The seeds of the GE breakup were planted long before it moved to Fort Point Channel.

The move is the culmination of years of restructuring around three core businesses — aviation, health care, and power generation — that began in earnest after the financial crisis of 2008-2009, when GE’s financial services division almost cratered the entire company.

In a series of deals that stretched over more than a decade, GE sold NBC Universal to Comcast; dismantled its financial services unit; unloaded its iconic appliances business to a Chinese company; divested its locomotive unit; and just this month completed the sale of its jet-leasing business.

Under former chief executive Jeff Immelt, who took over shortly before the Sept. 11 terrorist attacks, GE moved its headquarters from Connecticut to Boston. Immelt said he wanted to leverage the region’s deep pool of innovative thinking.

Unfortunately, Immelt in the latter years of his tenure made two expensive, ill-fated acquisitions: the 2015 purchase of the power business of French conglomerate Alstom and the takeover of oilfield services company Baker Hughes in 2017. The timing of both deals proved to be bad, preceding downturns in oil production and demand for natural gas.

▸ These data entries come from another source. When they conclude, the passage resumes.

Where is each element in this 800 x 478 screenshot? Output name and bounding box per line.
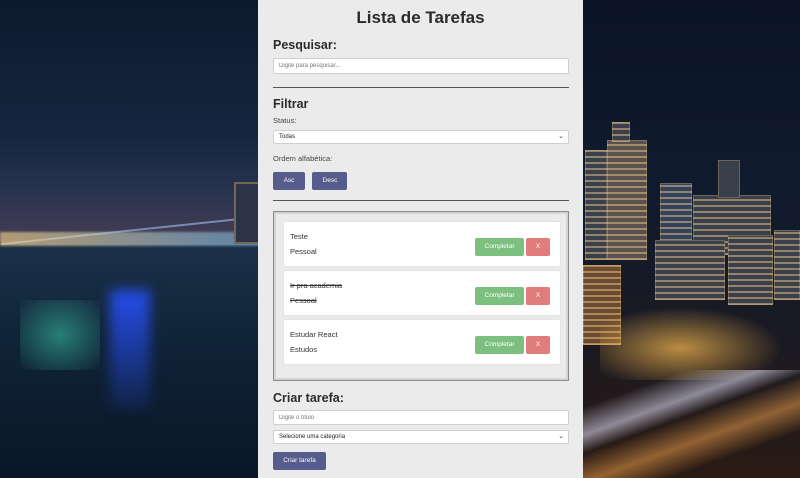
- page-title: Lista de Tarefas: [356, 8, 485, 27]
- create-task-button[interactable]: Criar tarefa: [273, 452, 326, 470]
- sort-desc-button[interactable]: Desc: [312, 172, 348, 190]
- category-select-value: Selecione uma categoria: [279, 434, 346, 440]
- status-select-value: Todas: [279, 134, 296, 140]
- remove-task-button[interactable]: X: [526, 287, 550, 305]
- search-heading: Pesquisar:: [273, 38, 337, 52]
- complete-task-button[interactable]: Completar: [475, 287, 524, 305]
- order-buttons: Asc Desc: [273, 169, 568, 190]
- remove-task-button[interactable]: X: [526, 238, 550, 256]
- divider: [273, 200, 569, 201]
- task-item: Teste Pessoal Completar X: [284, 222, 560, 266]
- divider: [273, 87, 569, 88]
- status-label: Status:: [273, 116, 297, 125]
- complete-task-button[interactable]: Completar: [475, 336, 524, 354]
- order-label: Ordem alfabética:: [273, 154, 333, 163]
- task-title-input[interactable]: [273, 410, 569, 425]
- category-select[interactable]: Selecione uma categoria ⌄: [273, 430, 569, 444]
- task-list: Teste Pessoal Completar X Ir pra academia…: [273, 211, 569, 381]
- complete-task-button[interactable]: Completar: [475, 238, 524, 256]
- chevron-down-icon: ⌄: [558, 433, 564, 440]
- remove-task-button[interactable]: X: [526, 336, 550, 354]
- filter-heading: Filtrar: [273, 97, 309, 111]
- task-item: Estudar React Estudos Completar X: [284, 320, 560, 364]
- task-item: Ir pra academia Pessoal Completar X: [284, 271, 560, 315]
- sort-asc-button[interactable]: Asc: [273, 172, 305, 190]
- search-input[interactable]: [273, 58, 569, 74]
- chevron-down-icon: ⌄: [558, 133, 564, 140]
- create-heading: Criar tarefa:: [273, 391, 344, 405]
- todo-panel: Lista de Tarefas Pesquisar: Filtrar Stat…: [258, 0, 583, 478]
- status-select[interactable]: Todas ⌄: [273, 130, 569, 144]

GE was also shaken by an accounting scandal and its inability to accurately estimate the liabilities of its long-term health care insurance business.

The breakup idea was first floated three years ago by then-chief executive John Flannery, but he was forced out 10 months later. His successor, Larry Culp, the first CEO to come from outside the company, has focused on reducing costs and debt and increasing cash flow.

Now Culp has decided to pull the trigger, saying that the company’s in much better financial shape than it was when he took over. GE plans to spin off its health care business to shareholders in early 2023. A year later it will combine its renewable energy and power businesses, along with its software and data businesses, into one company and spin that off to shareholders.

What will be left: GE’s aviation business, which makes jet engines, systems, and electronics, and has a plant in Lynn.

It’s too early to say whether the value of the three businesses will ultimately exceed GE’s $122 billion market cap today. GE is hoping that’s the case.

If I had to put my money on one of them, it would be health care, which makes MRI and CAT scan machines and other equipment. The power and aviation businesses will need to navigate expensive transitions to a noncarbon future. Health care, as my colleague Jon Chesto told me, “just kind of runs itself.”

GE was once taught in business schools as a textbook case of how a conglomerate could own a diversified set of businesses with differing ebbs and flows, so that when some found themselves in a downturn, others would be doing fine and make up the difference.

That worked great — until it didn’t. GE relied on its stellar credit rating to borrow money cheaply and finance its operations, pocketing the difference between what it paid in interest and what the businesses earned. It was, in effect, a giant Wall Street bank that backed a TV network and a manufacturer of everything from light bulbs to trains to turbines.

That model broke down during the financial crisis, when fear-stricken investors balked at lending money to GE and many other companies. GE never fully bounced back.

Anyone who remembers the fate of other conglomerates — Westinghouse, Tyco, ITT, United Technologies, to name a few — wouldn’t be too shocked that GE arrived at this point. Conglomerates can be unwieldly to manage and hard for investors to understand. Wall Street prefers highly focused companies.

The late Jack Welch, pride of Peabody, gets the credit for building GE into the country’s most valuable company in the 1990s, even though his ruthless cost-cutting and finessing of quarterly profits are frequently overlooked. Immelt, a GE lifer who succeeded Welch, takes the blame for GE’s fall from grace, but we should remember he had to deal with the aftershocks of 9/11 and the Great Recession.

What will the outsider Culp’s legacy be?